Persad-Bissessar said she was satisfied with efforts made by Police and the Defence Force, and pointed out that they seemed to work well together, as they have been doing for years.
“They have been doing it (working together), but they have been doing it without legislation, as so many other things we saw with the SIA and the SAUTT and so on, all of those things were done without legal process. What this legislation would do is codify what has been happening in practice,” she said.
Persad-Bissessar described the country as being at war with crime, and therefore said it was necessary to use all available resources. She recalled that the country spent over $1 billion on the Defence Force per annum, and it was only fair that they did their part. “Let’s get the best value for our money in terms of where we need it most now, and that is to deal with the crime in the country,” she said.
“They have been trained, they are there, we are paying them and they are willing and able so we will utilise their services,” she continued.
In addition, Persad-Bissessar stated that soldiers were not brutish killing machines, but well trained officers of the State who were willing to help. She noted that during the State of Emergency in 2011, they were not accused of abuse or brutish acts, but worked well with citizens.
However, Government would be amending the Police Complaints Act so that, if soldiers “step out of bounds,” citizens would have a form of redress.
Government MPs yesterday drew up plans to table the amendment to the Defence (Amendment) Bill which will limit the potential of pressure being exerted by Cabinet on soldiers exercising police powers. There are concerns that soldiers should not be subject to control by the executive in the exercise of police powers. Section 8 (1) notes that the Defence Council, on which the Minister of National Security and two Cabinet members sit, has powers to discipline soldiers. There is concern that this power could indirectly influence soldiers in the exercise of police duties.
The Minister of National Security already has powers to issue directives to the Chief of Defence Staff and the Police Commissioner. However the scope of these powers has been subject to much debate. Some are of the view that the Minister of National Security cannot issue operational directives to the police. Minister of National Security Jack Warner, Government Chief Whip Dr Roodal Moonilal and the Police Social and Welfare Association met yesterday at the Ministry of National Security, Abercromby Street, Port-of-Spain on the issue.
Moonilal said Government was considering an amendment to the legislation to remove precepted officers from under the purview of the National Security Minister.
“A matter was raised...concerning the authority of a minister, who is effectively a politician, to give directions to soldiers when undertaking police duties,” Moonilal said. “That is a matter we have heard in the public domain and ...we are contemplating initiating an amendment to deal with that to remove completely any authority of a minister or politician to direct soldiers.”

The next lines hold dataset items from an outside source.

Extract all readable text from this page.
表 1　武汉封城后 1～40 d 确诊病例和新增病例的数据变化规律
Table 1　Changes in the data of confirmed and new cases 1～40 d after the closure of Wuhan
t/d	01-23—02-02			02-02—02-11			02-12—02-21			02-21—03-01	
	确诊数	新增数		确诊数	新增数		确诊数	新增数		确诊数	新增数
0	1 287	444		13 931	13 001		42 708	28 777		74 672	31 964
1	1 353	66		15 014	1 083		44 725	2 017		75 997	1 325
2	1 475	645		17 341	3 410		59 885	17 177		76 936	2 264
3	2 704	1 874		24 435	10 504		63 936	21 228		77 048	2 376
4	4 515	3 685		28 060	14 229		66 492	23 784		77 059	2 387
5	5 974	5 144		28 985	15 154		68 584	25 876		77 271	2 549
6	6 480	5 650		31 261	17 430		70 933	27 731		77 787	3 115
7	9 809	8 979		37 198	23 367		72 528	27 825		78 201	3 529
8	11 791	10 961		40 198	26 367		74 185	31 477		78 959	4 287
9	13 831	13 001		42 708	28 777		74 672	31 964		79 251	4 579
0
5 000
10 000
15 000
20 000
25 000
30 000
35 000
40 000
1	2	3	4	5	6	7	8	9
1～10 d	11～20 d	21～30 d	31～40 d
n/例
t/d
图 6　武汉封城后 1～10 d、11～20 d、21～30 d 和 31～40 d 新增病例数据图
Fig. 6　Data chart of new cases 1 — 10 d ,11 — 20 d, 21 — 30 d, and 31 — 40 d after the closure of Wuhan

The police association has been circulating a petition collecting signatures from police officers on the Government’s plan to precept soldiers.
President of the Police Social and Welfare Association Sgt Anand Ramesar described yesterday’s meeting as informative, but said the session did very little to alleviate the association’s concerns.
“We are convinced more than ever that the concerns of the membership with that particular legislation and how it would cause some level of dis-functionality in the Police Service have indeed been validated and it leaves us more worried than ever,” he said.
He said the association planned to hold a general council meeting to get a mandate on how to proceed on the issue.